Further, they argued that the conservator's ability to withdraw nutrition and hydration isn't limited to patients in a persistent vegetative state. Patients like Robert Wendland with very low cognition still might be able to experience "pain or loneliness or fear or despair," making continuation of treatment a prolongation of their suffering, Mead said. "It's dignitary harm to them and various other kinds of harm to their loved ones."
Opposing Rose Wendland's rights as conservator is Not Dead Yet and other advocacy groups for people who have disabilities or are incapable of advocating for themselves. They question the California statute's focus on the conservator, at the expense of the conservatee. If the Court of Appeals decision is upheld, they fear that vulnerable people will be euthanized against their wishes.
"If we're not going to look at the individual, then we've destroyed Hippocratic medicine," said Wesley J. Smith, who wrote an amicus curiae brief for the Coalition of Concerned Medical Professionals in support of Robert Wendland's mother.
AMA policy states that "even if the patient is not terminally ill or permanently unconscious, it is not unethical to discontinue all means of life-sustaining medical treatment in accordance with a proper substituted judgment or best interests analysis."
But Herbert Rakatansky, MD, chair of the AMA Council on Ethical and Judicial Affairs, said the issues in the Wendland case are not ethical ones. "This is really a question of who best represents what the patients would have wanted," he said. "That's not a question that we can decide, it's a question for the court to decide."
Robert Wendland and Rose Wendland v. Florence Wendland and Rebekah Vinson
Venue: Supreme Court of California
Case No.: C029439
Facts: In September 1993, Robert Wendland, then 42 , was involved in a car crash that left him in a "minimally conscious state." His wife, Rose Wendland, the court-appointed conservator, refused reinsertion of his feeding tube in July 1995. This decision was challenged by his mother, Florence Wendland, and a sister, Rebekah Vinson.

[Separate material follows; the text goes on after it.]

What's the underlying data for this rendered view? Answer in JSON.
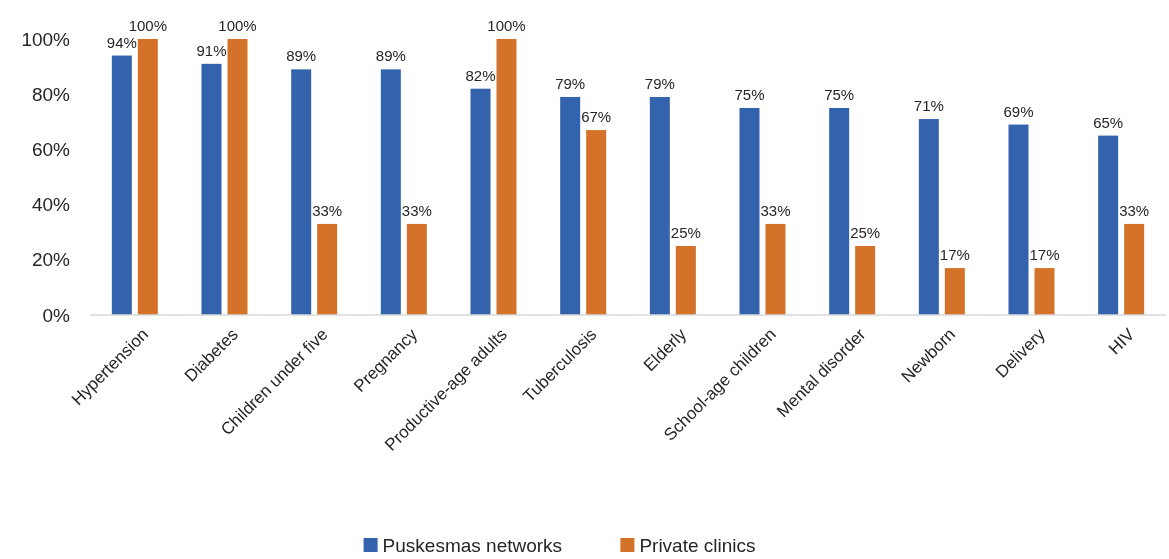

Case history: The trial court denied Florence Wendland's motion to remove Rose Wendland as conservator, but its March 1998 decision also prohibited Rose Wendland from withdrawing the feeding tube. The Third District Court of Appeals in February upheld the opinion that Rose Wendland must prove by "clear and convincing evidence" that she had met California's statutory requirements for medical decision-making by conservators. But it said the court erred in requiring her to demonstrate that her husband, when competent, had expressed a desire to die if in his current capacity. The state Supreme Court unanimously granted Florence Wendland's petition for review June 21.
At issue: Whether California Probate Code 2355, which gives the conservator "exclusive authority" to make health care decisions, violates the conservatee's constitutional right to life.